Indeed, Walz even briefly spoke to this policy framing as a guest on Klein’s podcast in July, giving a quote nicely encapsulating this perspective: “We have good environmental laws in Minnesota, and that’s how it should be — we’re protectors of 20% of the world’s [fresh] water. But we also have permitting that takes too long and prohibits, or makes more expensive, doing renewable energy projects, things that we want to get done. I think that same thing applies on housing — that we put up barriers to making it more affordable.”
These policy changes are a necessary tool as we deal with dysfunctional infrastructure, too-high cost of living, and climate change.
To be sure, the state has not comprehensively solved these types of challenges — for example, restrictive suburban land use rules continue to block affordable housing, and we’ll have to wait and see just how effectively this first strike at permitting reform can enable a green energy buildout.
In addition to hammering out the right policy reforms, Minnesota also needs to continue improving its state capacity if the North Star State is to achieve abundance.
All too often, our government institutions struggle to successfully implement the policies that we want to see.
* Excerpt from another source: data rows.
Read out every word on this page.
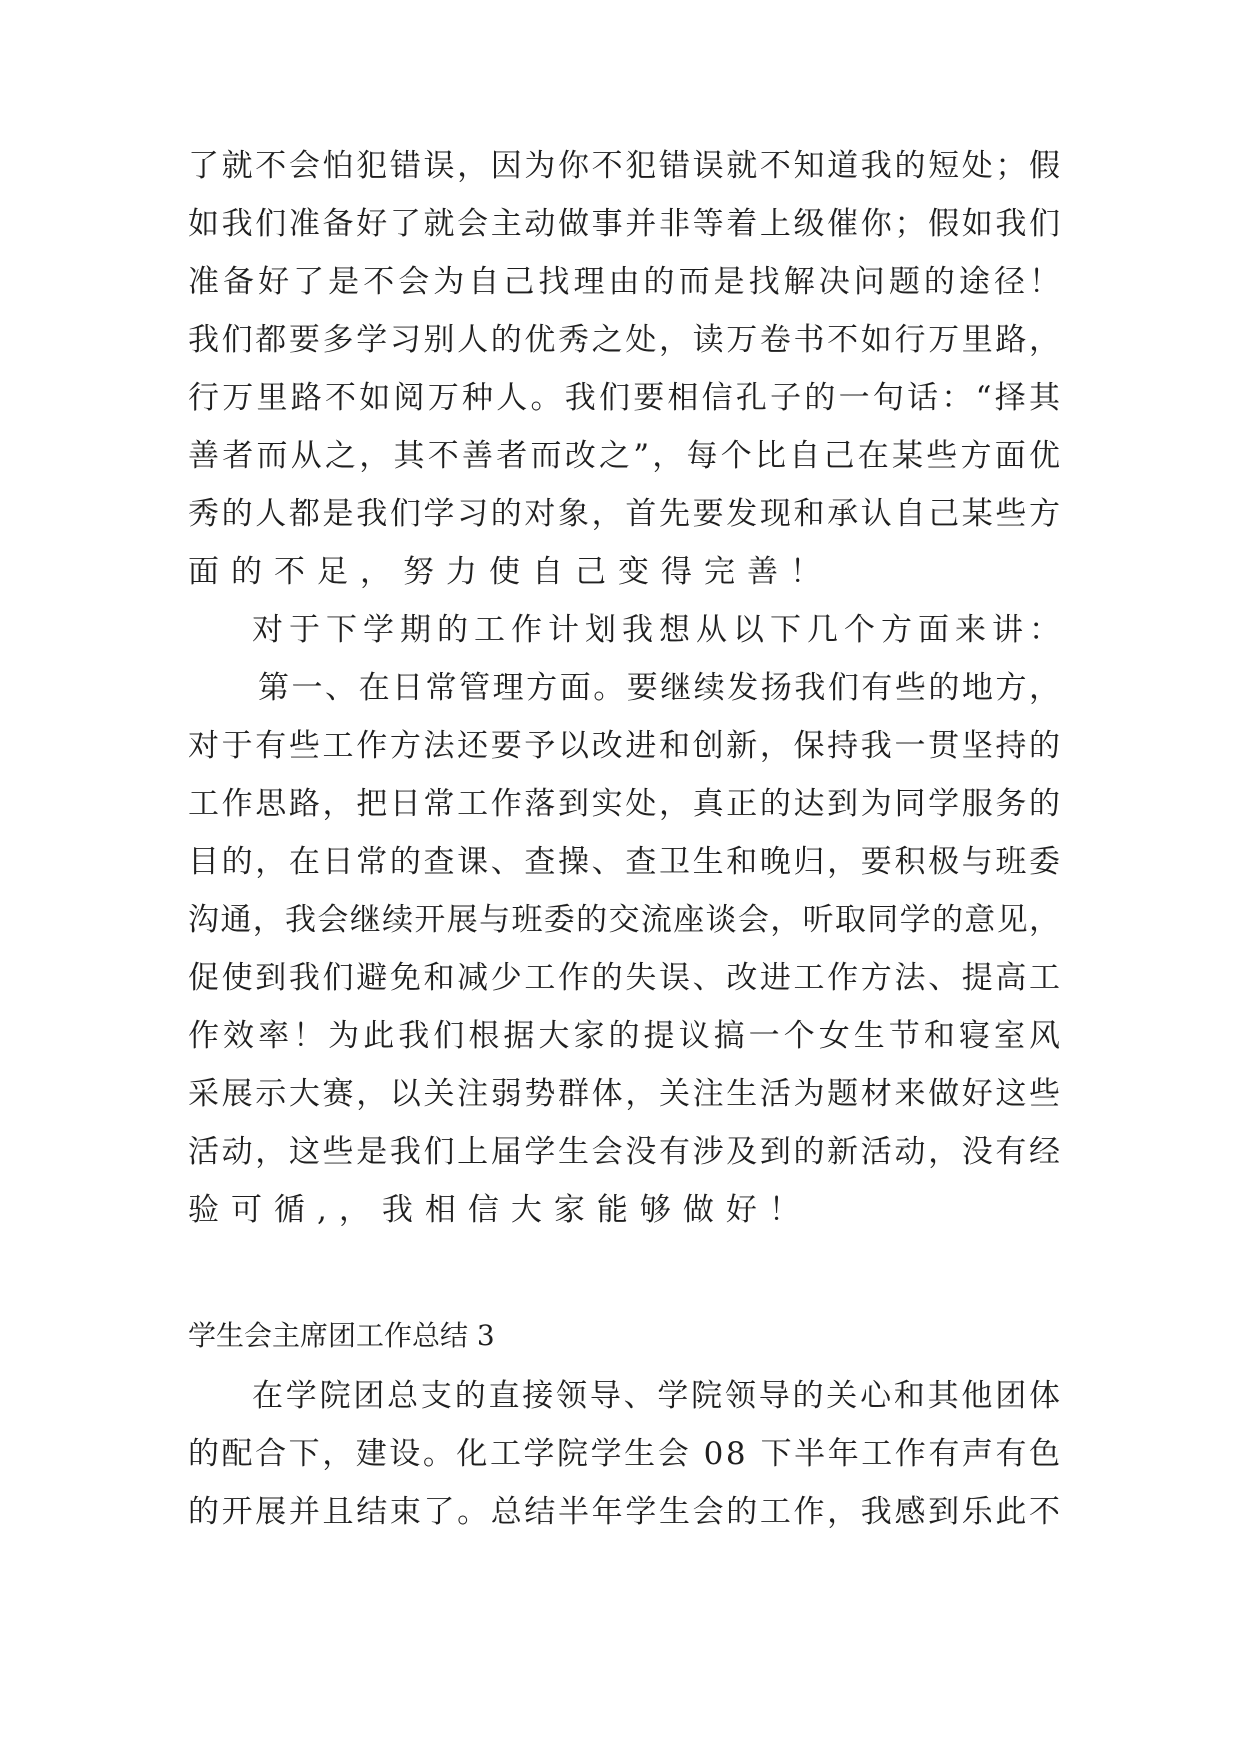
了就不会怕犯错误，因为你不犯错误就不知道我的短处；假
如我们准备好了就会主动做事并非等着上级催你；假如我们
准备好了是不会为自己找理由的而是找解决问题的途径！
我们都要多学习别人的优秀之处，读万卷书不如行万里路，
行万里路不如阅万种人。我们要相信孔子的一句话：“择其
善者而从之，其不善者而改之”，每个比自己在某些方面优
秀的人都是我们学习的对象，首先要发现和承认自己某些方
面的不足，努力使自己变得完善！
对于下学期的工作计划我想从以下几个方面来讲：
第一、在日常管理方面。要继续发扬我们有些的地方，
对于有些工作方法还要予以改进和创新，保持我一贯坚持的
工作思路，把日常工作落到实处，真正的达到为同学服务的
目的，在日常的查课、查操、查卫生和晚归，要积极与班委
沟通，我会继续开展与班委的交流座谈会，听取同学的意见，
促使到我们避免和减少工作的失误、改进工作方法、提高工
作效率！为此我们根据大家的提议搞一个女生节和寝室风
采展示大赛，以关注弱势群体，关注生活为题材来做好这些
活动，这些是我们上届学生会没有涉及到的新活动，没有经
验可循,，我相信大家能够做好！
学生会主席团工作总结 3
在学院团总支的直接领导、学院领导的关心和其他团体
的配合下，建设。化工学院学生会 08 下半年工作有声有色
的开展并且结束了。总结半年学生会的工作，我感到乐此不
As Minnesota Reformer columnist Eric Bernstein wrote recently, countless government functions are outsourced to private consultants and nonprofits, diminishing our ability to effectively implement programs and widening the door for fraud or costly errors. Nowadays, Bernstein wrote, even the government consultants are managed and audited by consultants.
This creates a host of problems, including for an abundance-focused agenda.
Consider the Southwest Light Rail Train to the suburbs of Minneapolis, one of Minnesota’s most glaring examples of a liberalism that’s unable to build. As a horribly delayed and over-budget transit project, it’s emblematic of the challenges that the public sector faces when it tries to build things. Our government simply doesn’t have the necessary capacity to achieve our aspirations. Years after the Green Line’s failures became evident, Minnesota policymakers are still struggling to enact a coherent governance reform for future light rail projects.
Minnesota is hardly an outlier — similar problems plague state and local governments across the country. Minnesota has its state capacity wins, too, though effective government execution is often more difficult to spot than failed execution. See, for example, the Minneapolis Public Housing Authority’s new homes for families, built using innovative construction techniques; or the state’s recently created Climate Innovation Finance Authority, which is currently developing a plan to assist with crucial financing for clean energy projects.
But ultimately, growing our state capacity is a more difficult endeavor than removing excessive regulatory policies. Capacity building will take decades, and we will likely see many more public sector stumbles in the future. But improved state capacity will be an equally important pursuit for a liberalism that builds.
Leaders in our state have shown an interest in improving our government to embody a liberalism that builds, which will address some of our most pressing issues around affordability and climate change. We’ve made steps in the right direction regarding legal and regulatory issues, and our government capacity. But continuing to pursue continued improvements is essential to keeping the Minnesota Miracle alive.